The United States said Tuesday it is very disappointed by the prospect of the early release from prison of Indonesian Muslim cleric Abu Bakar Bashir, alleged spiritual leader of the militant regional group Jemaah Islamiyah. The group is linked to major acts of terrorism including the October 2002 bombings in the tourist resort of Bali.
The Muslim cleric, 65, was acquitted of terrorism charges in a trial that ended last September with conviction on counts of treason, inciting rebellion, immigration violations, and forgery.
But the State Department says there was abundant evidence presented at the trial of his involvement in terrorist activities, and it says the prospect of his early release is very disappointing.

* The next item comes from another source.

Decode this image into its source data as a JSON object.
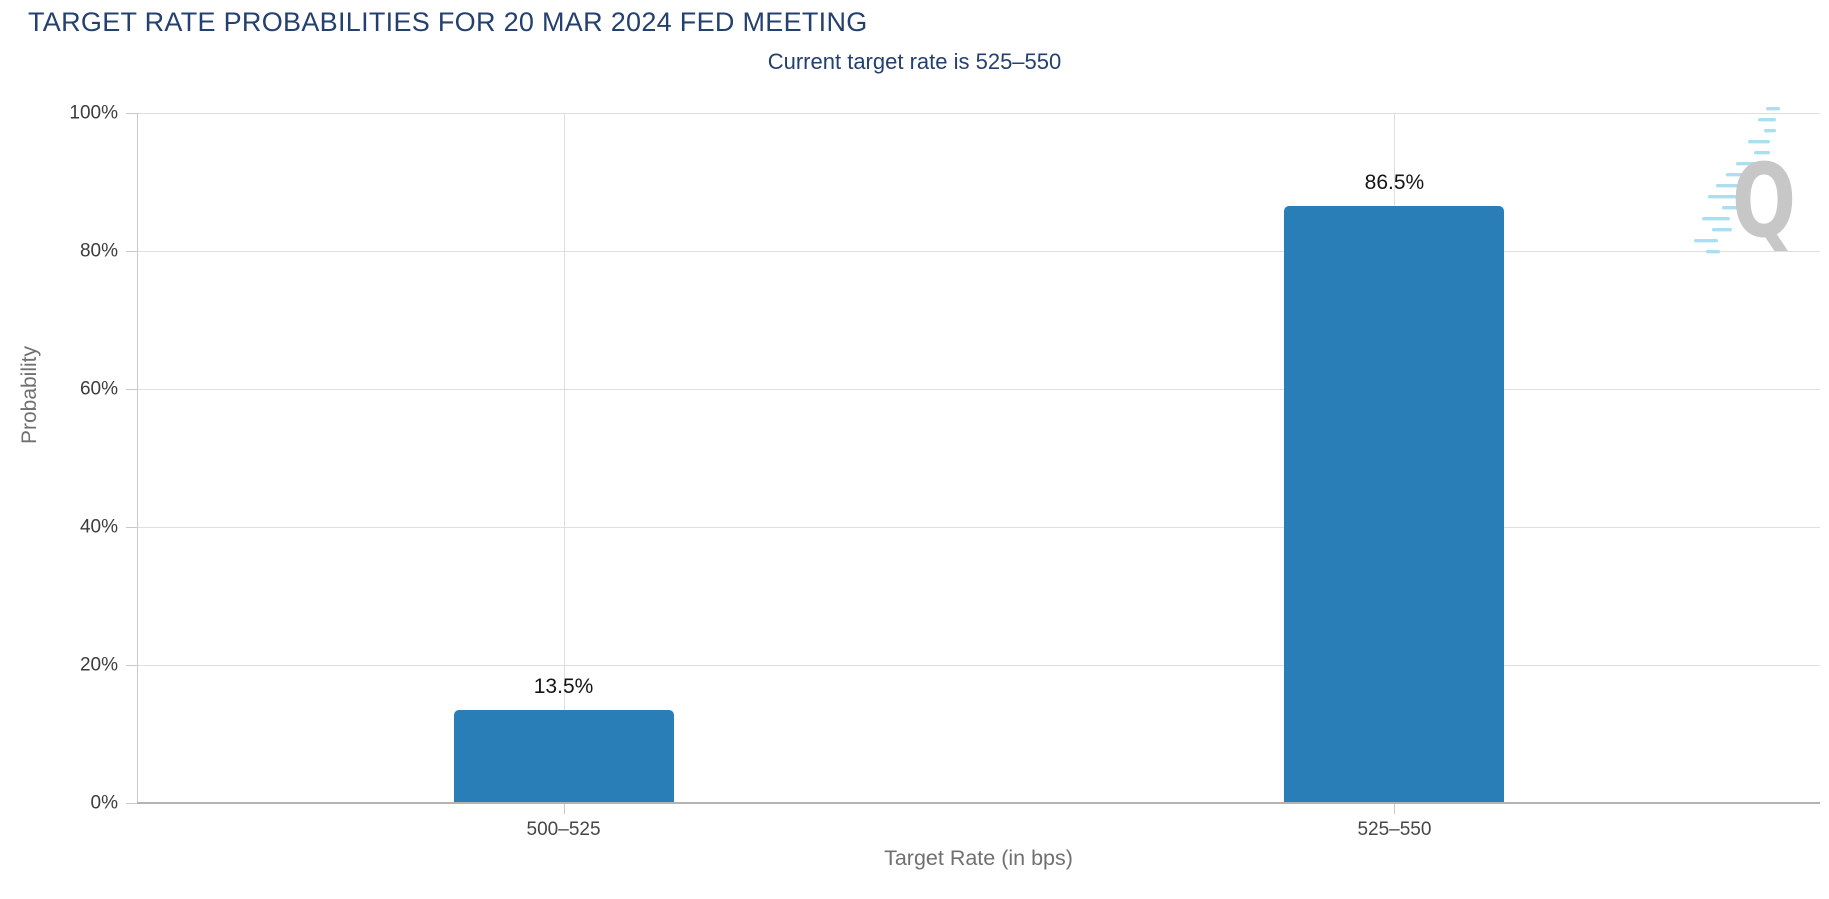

The comments came in response to news reports that the Indonesian Supreme Court had decided to cut Bashir's three year sentence in half and clear the way for his release in April, based on time served from his arrest in October, 2002.
At a news briefing, State Department spokesman Richard Boucher said the United States had received no official notice or rationale for reduction of sentence, but he left no doubt about the Bush administration's displeasure over the pending release:
"There was extensive evidence presented at his trial that described his leadership role, and his personal involvement in terrorist activities," he said. "The murder of innocent men, women and children and other violent acts such as bombings in Indonesia demonstrate that terrorism is a grave threat to the security of Indonesia and her neighbors, and we believe that Indonesia and its government need to stand firm against this threat."
It was the second reduction of sentence for the militant cleric, who denies any link to terrorism. His conviction for treason was earlier overturned by an appeals court, which cut his jail term from four to three years.
He co-founded an Islamic boarding school that produced dozens of young militants including several convicted in the deadly nightclub bombing in Bali, which killed more than 200 people, many of them Australian tourists.
Australian Foreign Minister Alexander Downer said the court decision could breathe new life into Jemaah Islamiyah, though Indonesian Foreign Minister Hassan Wirajuda, said the action will not affect his country's commitment to fight terrorism.
Jemaah Islamiyah says it seeks to establish a single Islamic state in Southeast Asia. Key members of the group are alleged to have ties to the al-Qaida terror network.